Randomisation took place (by TT) before the first invitation for Wave 11 was mailed out in August 2018. Group allocation was kept separate (in a separate electronic data file) from the main mailout and the first reminder so researchers handling the responses and reminders were blinded to group allocation during this process. The second reminder was prepared in late November 2018 by TT. The list of those eligible for a second reminder was then merged with the file containing the intervention and control group identifiers to indicate who should receive an email. A separate file indicating whether doctors had an email address was also merged onto this file. AMPCo was sent a list of doctor identifiers indicating if they should be approached using a mailed letter or an email.
Statistical methods
The analysis was conducted by BH who was blinded to group allocation until after the analysis was complete and checked, and who was not involved in the randomisation or any data collection. Baseline characteristics of the intervention and control groups are compared with each other, and with the population of medical practitioners in Australia. The main analysis was based on intention to treat, which estimates the average treatment effect (ATE).
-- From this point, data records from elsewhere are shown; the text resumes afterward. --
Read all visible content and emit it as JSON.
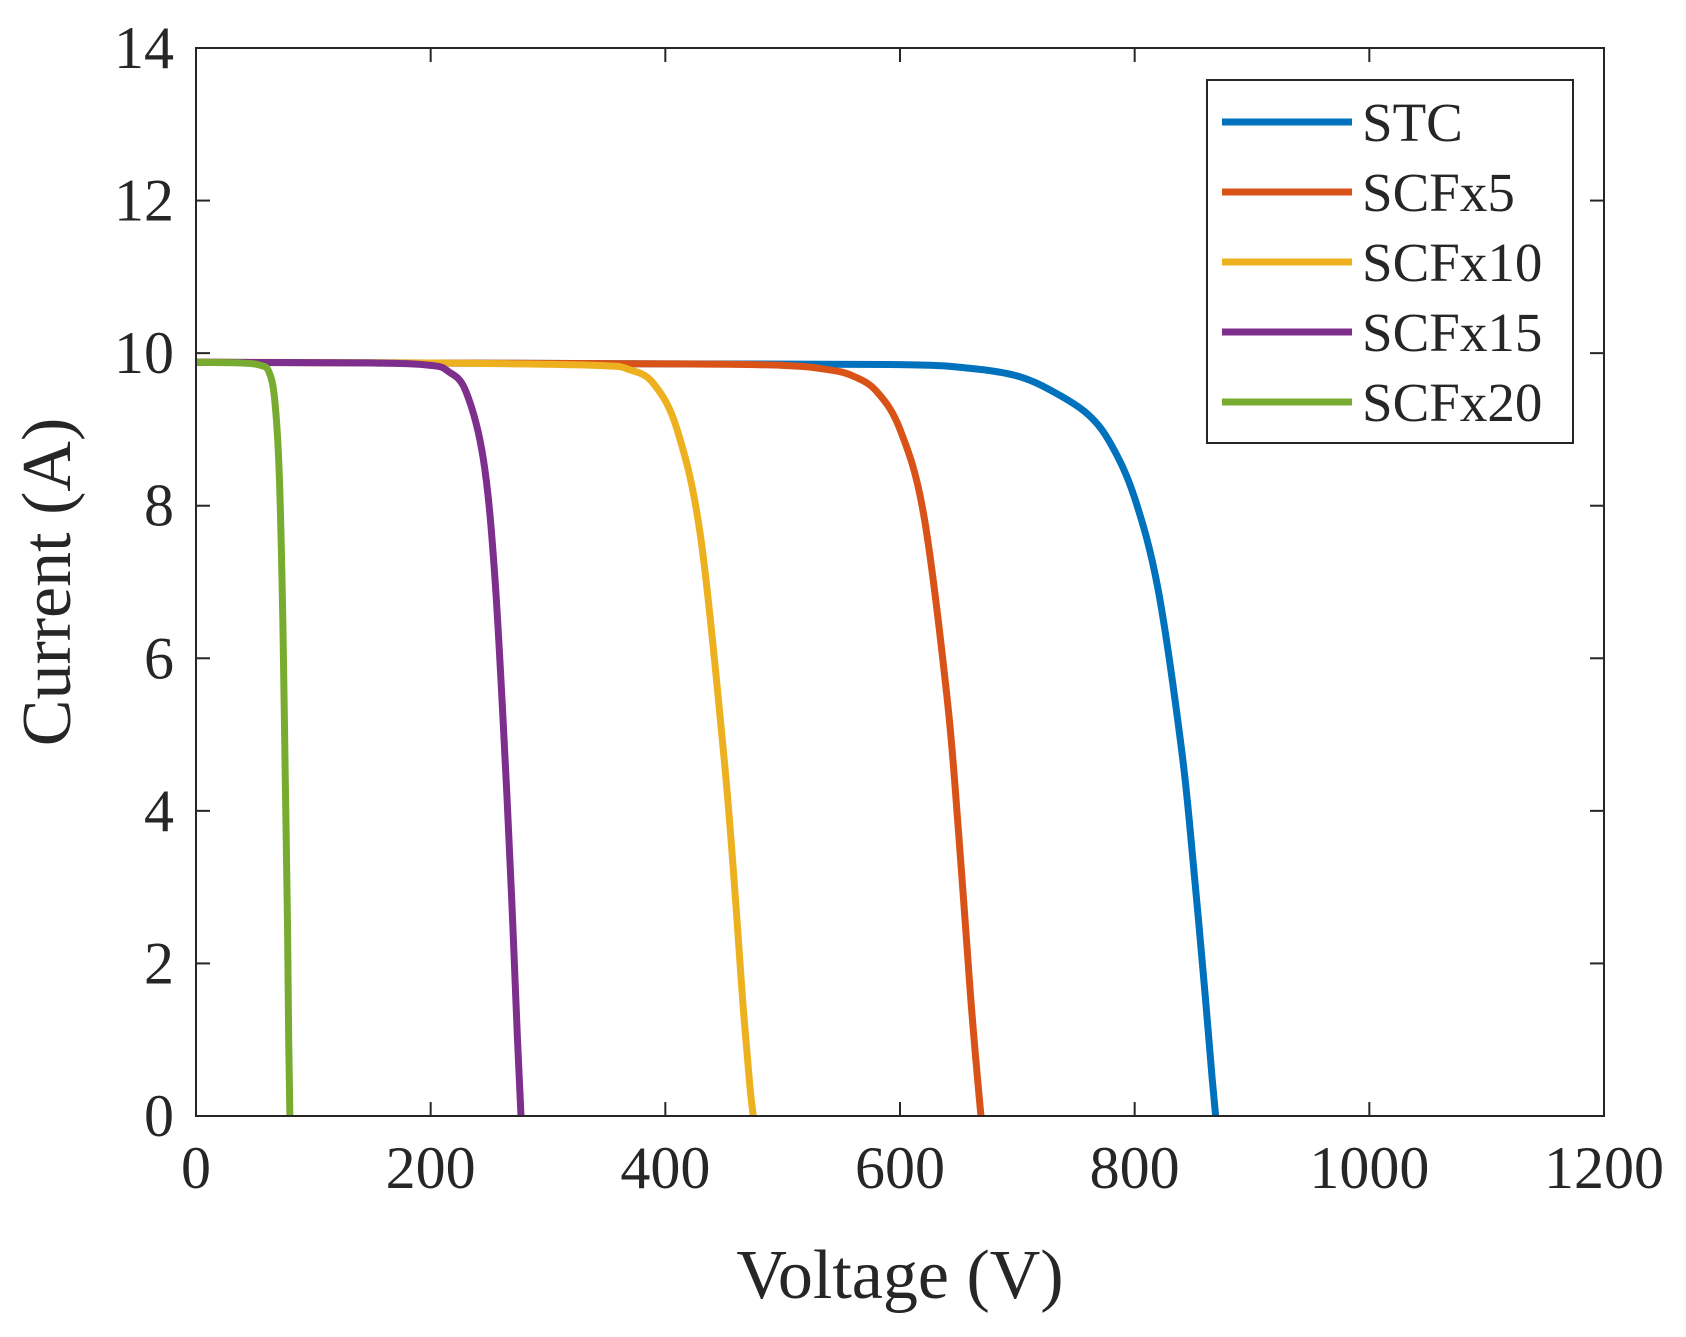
{
  "chart_data": {
    "type": "line",
    "title": "",
    "xlabel": "Voltage (V)",
    "ylabel": "Current (A)",
    "xlim": [
      0,
      1200
    ],
    "ylim": [
      0,
      14
    ],
    "xticks": [
      0,
      200,
      400,
      600,
      800,
      1000,
      1200
    ],
    "yticks": [
      0,
      2,
      4,
      6,
      8,
      10,
      12,
      14
    ],
    "grid": false,
    "legend_position": "top-right",
    "series": [
      {
        "name": "STC",
        "color": "#0072BD",
        "x": [
          0,
          200,
          400,
          600,
          660,
          700,
          730,
          760,
          780,
          800,
          820,
          840,
          850,
          860,
          866,
          869
        ],
        "y": [
          9.88,
          9.87,
          9.86,
          9.85,
          9.8,
          9.7,
          9.5,
          9.2,
          8.8,
          8.1,
          6.9,
          4.8,
          3.3,
          1.6,
          0.5,
          0
        ]
      },
      {
        "name": "SCFx5",
        "color": "#D95319",
        "x": [
          0,
          200,
          400,
          500,
          540,
          560,
          580,
          600,
          620,
          640,
          650,
          660,
          666,
          669
        ],
        "y": [
          9.88,
          9.87,
          9.86,
          9.84,
          9.78,
          9.7,
          9.5,
          9.0,
          7.9,
          5.5,
          3.7,
          1.6,
          0.5,
          0
        ]
      },
      {
        "name": "SCFx10",
        "color": "#EDB120",
        "x": [
          0,
          200,
          340,
          370,
          390,
          410,
          430,
          450,
          460,
          466,
          472,
          475
        ],
        "y": [
          9.88,
          9.87,
          9.84,
          9.78,
          9.6,
          9.0,
          7.6,
          4.7,
          2.8,
          1.5,
          0.4,
          0
        ]
      },
      {
        "name": "SCFx15",
        "color": "#7E2F8E",
        "x": [
          0,
          150,
          200,
          215,
          230,
          245,
          255,
          265,
          270,
          274,
          277
        ],
        "y": [
          9.88,
          9.87,
          9.84,
          9.76,
          9.5,
          8.6,
          7.0,
          4.2,
          2.5,
          1.0,
          0
        ]
      },
      {
        "name": "SCFx20",
        "color": "#77AC30",
        "x": [
          0,
          40,
          55,
          62,
          67,
          71,
          74,
          76,
          78,
          79,
          80
        ],
        "y": [
          9.88,
          9.87,
          9.84,
          9.76,
          9.4,
          8.4,
          6.5,
          4.5,
          2.5,
          1.0,
          0
        ]
      }
    ]
  }
}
The proportions responding in each group were compared using a 2x2 table and Pearson chi-squared test. An adjusted analysis was also conducted using multivariable logistic regression to examine the probability of response between the two groups after adjusting for covariates. Sub-group analysis was also conducted for GPs and other specialists. Covariates included age, gender, whether qualified overseas, quartiles of the socio-economic status of patients in each respondent’s postcode (measured using the Socio-Economic Indexes For Areas (SEIFA) Index of Relative Socio-Economic Disadvantage[19]), and the proportion of the population in the postcode over 65 years old and under 5 years old. Finally, the rurality of the each GP’s work location was measured using the Modified Monash Model (MMM) classification.[20] Major cities (MMM1), areas within 20km of town with 50,000 population (MMM2); areas within 15km of town with 15,000 to 50,000 population (MMM3); areas within 10km of town with 5,000 to 15,000 population (MMM4); MMM5-7 (all other remote and rural areas) are grouped with MM4 for the analysis.
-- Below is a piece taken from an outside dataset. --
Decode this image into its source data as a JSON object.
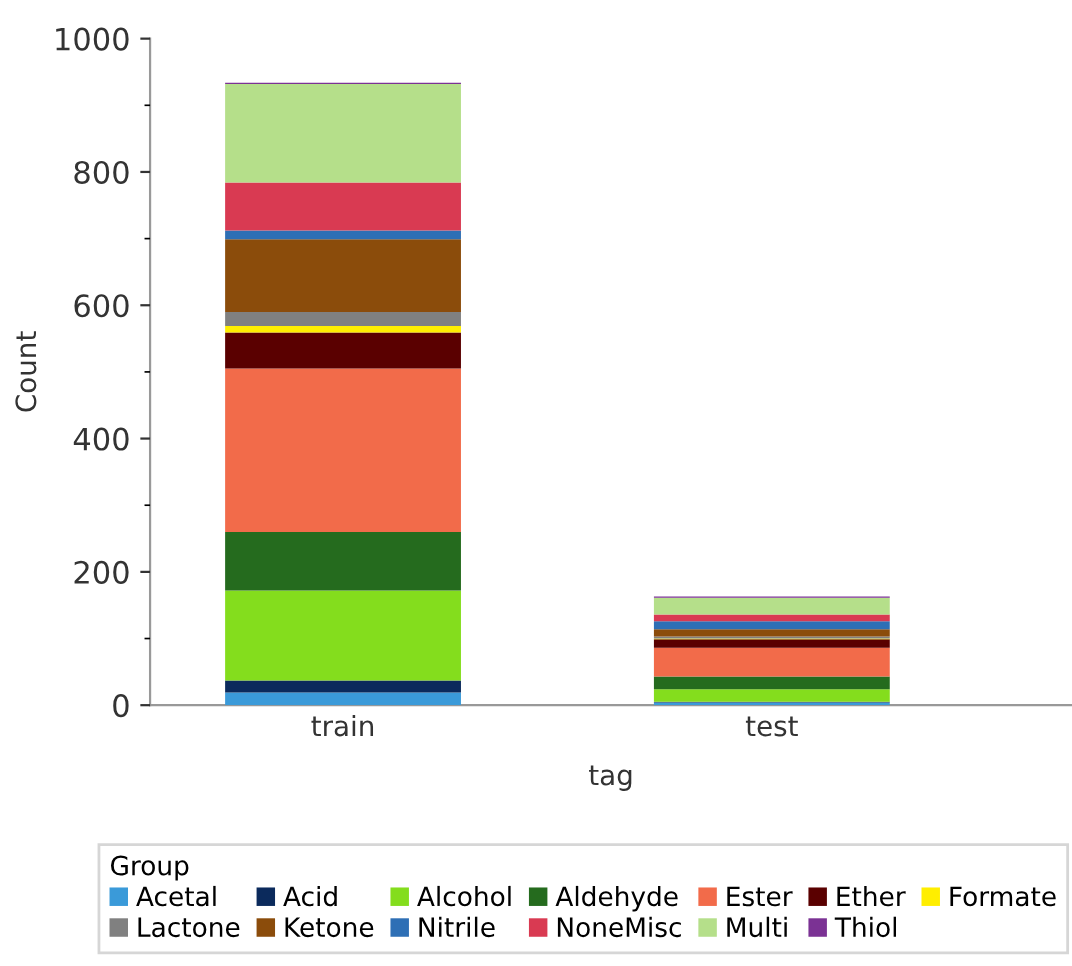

A proportion of doctors allocated to the intervention and control group will not have supplied a valid email address. In the intervention group those who did not supply an email address cannot adhere to their allocated group and were instead approached by mailed paper letter rather than email. The intention to treat analysis includes these in the intervention group. This is appropriate as it assumes that in practice not all doctors are willing to provide email addresses and so the results are applicable to the population of doctors whether or not they are willing to supply an email address.
However, this will lead to an underestimate of the effect of the intervention for those who actually received an email compared to those in the control group who also received email. In addition to calculating the results using intention to treat analysis, we therefore calculate the average treatment effect on the treated (ATET). This compares those who had a valid email address in both the intervention and control group.